IŞİD konusunda terleyen Cumhurbaşkanı devrede. Tayyip Erdoğan hükümet yokmuşçasına, “meclis de ne ki” dercesine tüm süreci belirliyor ve temsil ediyor. Davutoğlu takas konusunu kapatmaya çalışırken Erdoğan “velev ki takas” diyor. Bunun “velev ki IŞİD’le işbirliği içerisindeyim” anlamına geldiği çok açık. Zaten IŞİD vahşeti Erdoğan’ın “gül yüzü” için karşılıksız takas yapar mı? Trenler dolusu lojistik gittiği gibi acaba ne düzeyde siyasi sözler verildi süreç içerisinde göreceğiz. AKP’nin kuralsız kaidesiz ve hukuksuz dış siyaset süreci işlemeye devam ediyor. Kaç milyon insanın canı tehlikeye atılıyor AKP için önemi yok. Bunların hepsi AKP’nin ne olduğu belirsiz bölge gücü olma hedefine göre dizayn edilmeye çalışılıyor. AKP her köşede IŞİD’i anlamlandırma, bölgedeki halkları savunan güçlerle eşleştirme çabası peşinde. Buradan milliyetçi kesimlere seslenerek kendisine destek buluyor. Sanki IŞİD’e sınırlar feda edilmemiş de korunmuş gibi herkes bir anda sınır bekçisi kesiliyor. IŞİD konu olmaktan çıkıyor, bir anda Kürtlere karşı ayrımcılık kapıları açılmak isteniyor.

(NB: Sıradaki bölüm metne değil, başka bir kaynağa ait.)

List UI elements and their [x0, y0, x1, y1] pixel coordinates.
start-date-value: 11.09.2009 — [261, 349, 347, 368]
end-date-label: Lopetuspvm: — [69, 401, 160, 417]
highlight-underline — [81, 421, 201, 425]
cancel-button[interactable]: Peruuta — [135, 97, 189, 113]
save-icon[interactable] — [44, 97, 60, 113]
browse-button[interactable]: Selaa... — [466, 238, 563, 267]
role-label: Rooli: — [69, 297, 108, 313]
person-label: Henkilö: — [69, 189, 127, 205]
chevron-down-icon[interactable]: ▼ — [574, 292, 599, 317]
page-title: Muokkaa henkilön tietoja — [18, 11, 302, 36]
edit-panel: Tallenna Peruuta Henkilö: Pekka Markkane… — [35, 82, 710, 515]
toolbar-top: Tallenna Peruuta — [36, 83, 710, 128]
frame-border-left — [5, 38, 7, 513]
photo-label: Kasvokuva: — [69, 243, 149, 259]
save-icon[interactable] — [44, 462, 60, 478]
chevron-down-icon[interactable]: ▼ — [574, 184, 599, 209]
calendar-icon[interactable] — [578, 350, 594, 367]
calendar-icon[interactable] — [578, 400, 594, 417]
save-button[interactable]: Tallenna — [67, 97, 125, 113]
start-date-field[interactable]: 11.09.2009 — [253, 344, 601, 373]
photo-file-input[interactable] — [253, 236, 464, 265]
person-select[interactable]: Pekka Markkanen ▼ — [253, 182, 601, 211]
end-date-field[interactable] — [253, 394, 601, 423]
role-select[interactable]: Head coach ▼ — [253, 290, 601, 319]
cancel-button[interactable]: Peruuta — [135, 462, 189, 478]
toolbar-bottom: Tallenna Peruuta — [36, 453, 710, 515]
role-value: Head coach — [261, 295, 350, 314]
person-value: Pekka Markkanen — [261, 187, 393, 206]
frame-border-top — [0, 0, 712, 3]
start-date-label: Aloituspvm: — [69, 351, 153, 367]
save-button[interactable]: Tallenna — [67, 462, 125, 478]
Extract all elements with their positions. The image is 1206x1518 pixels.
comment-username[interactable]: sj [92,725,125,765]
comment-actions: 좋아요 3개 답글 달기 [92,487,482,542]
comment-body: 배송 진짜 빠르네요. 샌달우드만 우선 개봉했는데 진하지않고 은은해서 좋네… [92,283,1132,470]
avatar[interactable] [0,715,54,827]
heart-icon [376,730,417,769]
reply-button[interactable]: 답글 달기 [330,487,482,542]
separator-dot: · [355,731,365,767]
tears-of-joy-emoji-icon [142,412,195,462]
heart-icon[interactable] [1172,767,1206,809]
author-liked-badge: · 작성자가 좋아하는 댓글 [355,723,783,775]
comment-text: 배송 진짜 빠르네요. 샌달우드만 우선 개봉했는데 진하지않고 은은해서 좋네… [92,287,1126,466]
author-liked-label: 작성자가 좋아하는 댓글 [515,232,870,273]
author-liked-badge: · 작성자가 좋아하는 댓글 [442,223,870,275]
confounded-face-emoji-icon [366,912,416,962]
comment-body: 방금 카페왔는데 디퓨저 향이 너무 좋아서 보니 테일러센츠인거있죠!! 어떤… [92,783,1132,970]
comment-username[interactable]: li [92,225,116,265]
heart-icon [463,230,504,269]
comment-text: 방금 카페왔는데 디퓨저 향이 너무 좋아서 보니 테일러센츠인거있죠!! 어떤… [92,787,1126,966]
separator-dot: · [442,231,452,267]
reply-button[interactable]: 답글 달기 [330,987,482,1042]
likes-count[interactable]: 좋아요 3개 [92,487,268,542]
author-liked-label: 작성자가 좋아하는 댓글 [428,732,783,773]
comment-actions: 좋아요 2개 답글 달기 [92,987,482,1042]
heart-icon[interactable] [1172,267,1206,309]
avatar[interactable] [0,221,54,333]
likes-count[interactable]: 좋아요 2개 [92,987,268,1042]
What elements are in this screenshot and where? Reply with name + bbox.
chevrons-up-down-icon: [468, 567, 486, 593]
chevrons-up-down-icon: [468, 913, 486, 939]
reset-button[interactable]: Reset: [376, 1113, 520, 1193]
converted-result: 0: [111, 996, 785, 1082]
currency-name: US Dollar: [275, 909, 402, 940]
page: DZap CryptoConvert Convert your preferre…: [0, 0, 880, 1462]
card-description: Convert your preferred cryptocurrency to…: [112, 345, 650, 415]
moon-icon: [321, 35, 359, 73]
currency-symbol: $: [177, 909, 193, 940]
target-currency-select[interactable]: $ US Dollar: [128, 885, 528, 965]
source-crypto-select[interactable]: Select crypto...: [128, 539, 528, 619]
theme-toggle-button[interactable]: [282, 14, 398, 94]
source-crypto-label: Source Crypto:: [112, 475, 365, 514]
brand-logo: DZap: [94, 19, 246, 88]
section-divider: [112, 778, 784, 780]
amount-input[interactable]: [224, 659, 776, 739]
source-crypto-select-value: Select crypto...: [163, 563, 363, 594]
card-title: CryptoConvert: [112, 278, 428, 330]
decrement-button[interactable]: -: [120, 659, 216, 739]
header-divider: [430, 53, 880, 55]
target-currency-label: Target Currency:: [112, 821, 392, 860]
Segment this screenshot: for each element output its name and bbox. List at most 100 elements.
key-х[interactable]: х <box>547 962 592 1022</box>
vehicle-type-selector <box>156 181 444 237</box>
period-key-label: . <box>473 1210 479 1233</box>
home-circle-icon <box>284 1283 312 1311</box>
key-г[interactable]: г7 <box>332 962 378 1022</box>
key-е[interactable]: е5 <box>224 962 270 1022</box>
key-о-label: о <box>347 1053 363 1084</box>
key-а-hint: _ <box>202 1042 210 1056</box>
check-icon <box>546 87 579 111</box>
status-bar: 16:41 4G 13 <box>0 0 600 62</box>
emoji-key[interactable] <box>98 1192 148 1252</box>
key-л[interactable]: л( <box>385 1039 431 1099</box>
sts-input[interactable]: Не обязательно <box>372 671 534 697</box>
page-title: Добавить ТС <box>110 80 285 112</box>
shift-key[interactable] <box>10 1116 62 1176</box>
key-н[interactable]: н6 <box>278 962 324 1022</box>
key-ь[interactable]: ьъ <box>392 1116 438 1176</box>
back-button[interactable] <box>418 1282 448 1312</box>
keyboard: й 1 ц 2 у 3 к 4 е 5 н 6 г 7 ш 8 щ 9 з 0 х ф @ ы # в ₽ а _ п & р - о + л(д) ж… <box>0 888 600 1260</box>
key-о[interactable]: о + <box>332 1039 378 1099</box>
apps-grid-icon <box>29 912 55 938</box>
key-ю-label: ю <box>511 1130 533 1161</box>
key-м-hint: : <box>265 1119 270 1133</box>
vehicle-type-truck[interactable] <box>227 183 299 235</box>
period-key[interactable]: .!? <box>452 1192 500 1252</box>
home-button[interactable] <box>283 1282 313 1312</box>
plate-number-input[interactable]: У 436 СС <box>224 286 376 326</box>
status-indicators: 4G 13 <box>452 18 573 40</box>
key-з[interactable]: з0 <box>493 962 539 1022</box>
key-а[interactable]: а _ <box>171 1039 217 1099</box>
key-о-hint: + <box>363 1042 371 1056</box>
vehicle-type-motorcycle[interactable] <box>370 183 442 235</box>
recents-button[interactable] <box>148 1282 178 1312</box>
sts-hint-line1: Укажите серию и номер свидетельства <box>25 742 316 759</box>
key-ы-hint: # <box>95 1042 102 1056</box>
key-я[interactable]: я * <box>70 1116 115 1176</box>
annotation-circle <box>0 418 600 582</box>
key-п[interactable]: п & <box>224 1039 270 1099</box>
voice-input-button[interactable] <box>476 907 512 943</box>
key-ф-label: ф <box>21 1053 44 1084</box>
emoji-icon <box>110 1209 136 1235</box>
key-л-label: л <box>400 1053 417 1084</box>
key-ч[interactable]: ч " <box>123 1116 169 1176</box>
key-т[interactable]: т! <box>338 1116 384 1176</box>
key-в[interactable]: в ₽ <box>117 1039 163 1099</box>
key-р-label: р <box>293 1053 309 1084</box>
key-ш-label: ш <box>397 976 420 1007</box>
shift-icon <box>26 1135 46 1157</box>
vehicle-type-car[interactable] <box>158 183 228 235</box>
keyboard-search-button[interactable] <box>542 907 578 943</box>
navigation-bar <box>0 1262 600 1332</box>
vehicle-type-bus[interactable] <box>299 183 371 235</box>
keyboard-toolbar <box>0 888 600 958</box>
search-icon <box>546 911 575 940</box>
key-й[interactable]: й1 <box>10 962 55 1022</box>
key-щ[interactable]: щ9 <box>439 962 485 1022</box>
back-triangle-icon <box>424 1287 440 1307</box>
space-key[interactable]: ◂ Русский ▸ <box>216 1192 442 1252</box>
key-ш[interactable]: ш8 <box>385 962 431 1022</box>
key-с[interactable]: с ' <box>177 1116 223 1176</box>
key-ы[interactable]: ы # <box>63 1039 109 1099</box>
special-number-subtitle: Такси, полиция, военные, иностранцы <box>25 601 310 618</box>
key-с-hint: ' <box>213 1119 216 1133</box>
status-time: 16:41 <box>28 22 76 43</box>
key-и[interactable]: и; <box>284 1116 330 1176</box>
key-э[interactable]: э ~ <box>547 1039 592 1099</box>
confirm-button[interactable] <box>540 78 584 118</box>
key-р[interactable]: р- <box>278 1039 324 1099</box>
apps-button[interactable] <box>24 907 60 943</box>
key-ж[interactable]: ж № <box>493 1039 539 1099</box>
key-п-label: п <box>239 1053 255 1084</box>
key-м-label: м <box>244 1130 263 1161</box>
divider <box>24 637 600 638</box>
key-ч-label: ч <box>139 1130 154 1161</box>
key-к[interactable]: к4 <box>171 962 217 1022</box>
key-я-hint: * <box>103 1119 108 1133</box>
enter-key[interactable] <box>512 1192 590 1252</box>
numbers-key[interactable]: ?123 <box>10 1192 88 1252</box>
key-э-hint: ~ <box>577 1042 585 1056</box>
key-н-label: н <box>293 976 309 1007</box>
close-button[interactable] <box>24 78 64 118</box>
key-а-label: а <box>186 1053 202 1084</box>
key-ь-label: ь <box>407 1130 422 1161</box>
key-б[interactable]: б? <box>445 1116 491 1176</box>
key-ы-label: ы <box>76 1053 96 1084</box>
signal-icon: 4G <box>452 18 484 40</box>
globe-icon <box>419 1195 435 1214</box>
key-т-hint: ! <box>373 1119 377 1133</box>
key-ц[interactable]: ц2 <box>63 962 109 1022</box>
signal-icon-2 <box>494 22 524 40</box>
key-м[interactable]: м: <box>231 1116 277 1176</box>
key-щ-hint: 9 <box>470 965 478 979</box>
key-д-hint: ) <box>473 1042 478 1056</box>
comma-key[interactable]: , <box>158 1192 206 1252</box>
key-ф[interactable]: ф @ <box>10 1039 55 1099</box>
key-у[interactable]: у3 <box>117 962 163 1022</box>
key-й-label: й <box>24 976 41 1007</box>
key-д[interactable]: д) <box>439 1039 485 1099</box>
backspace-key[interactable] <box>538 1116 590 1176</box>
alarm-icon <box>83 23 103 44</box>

Rehinelerin kurtarılması sürecinin AKP ve IŞİD arasında nasıl bir takas ile sonuçlandığının üstü örtülmek isteniyor. Art arda cevapsız bırakılan “IŞİD’e nasıl sözler verildi?” sorusu AKP’yi köşeye sıkıştırıyor. Bu nedenle ortamı soğutacak açıklama Erdoğan’dan geliyor “IŞİD’i durdurmak için her türlü destek verilecek. IŞİD bataklığı bitecek” diyor. Ne zaman, nereye, nasıl, destek verilecek? Hepsi AKP’nin akıl almaz keyfiyetine göre belirlenecek. AKP tarafından hem IŞİD gıdasız, hem ABD yanıtsız bırakılmayacak. Hem vahşet çetesinin, hem emperyalizmin işbirlikçisi olunacak. Bölge halklarına ne olduğu, olacağı, Türkiye sınır boylarındaki tablonun nasıl bir tehlikeye gireceği umurunda değil. Bugüne kadar yerinden, yurdundan, canından, bedeninden olan bölge halklarının hesabını kim verecek umurunda değil.

 ***

AKP, Kobanê’deki Kürtler kaybederse barış sürecinde elinin güçlü olacağını düşünüyor. Sırf bu nedenle sınıra yardım taşıyanlara gerçek mermilerle saldırıyor. Tampon bölge planlayarak IŞİD’e zemin hazırlıyor. Kobanê’yi boşaltarak şehri IŞİD’e bırakmak istiyor. Kobanê’yi korumak için gitmek isteyenlere engel oluyor. Çünkü bir yandan kendi oyunu bozulmuş oluyor. Aslında Kobanê’yi ateşe atmak demek barış sürecini ateşe atmak demek oluyor. Çözüm sürecini tehlikeye atan AKP eninde sonunda kaybeder. Elindeki yegane kozlarından birisi de Kürt sorunundaki attığı adımlardı. Pek çok konuda toplumun nefretini kazanan AKP buradan da büyük bir nefret kazanır.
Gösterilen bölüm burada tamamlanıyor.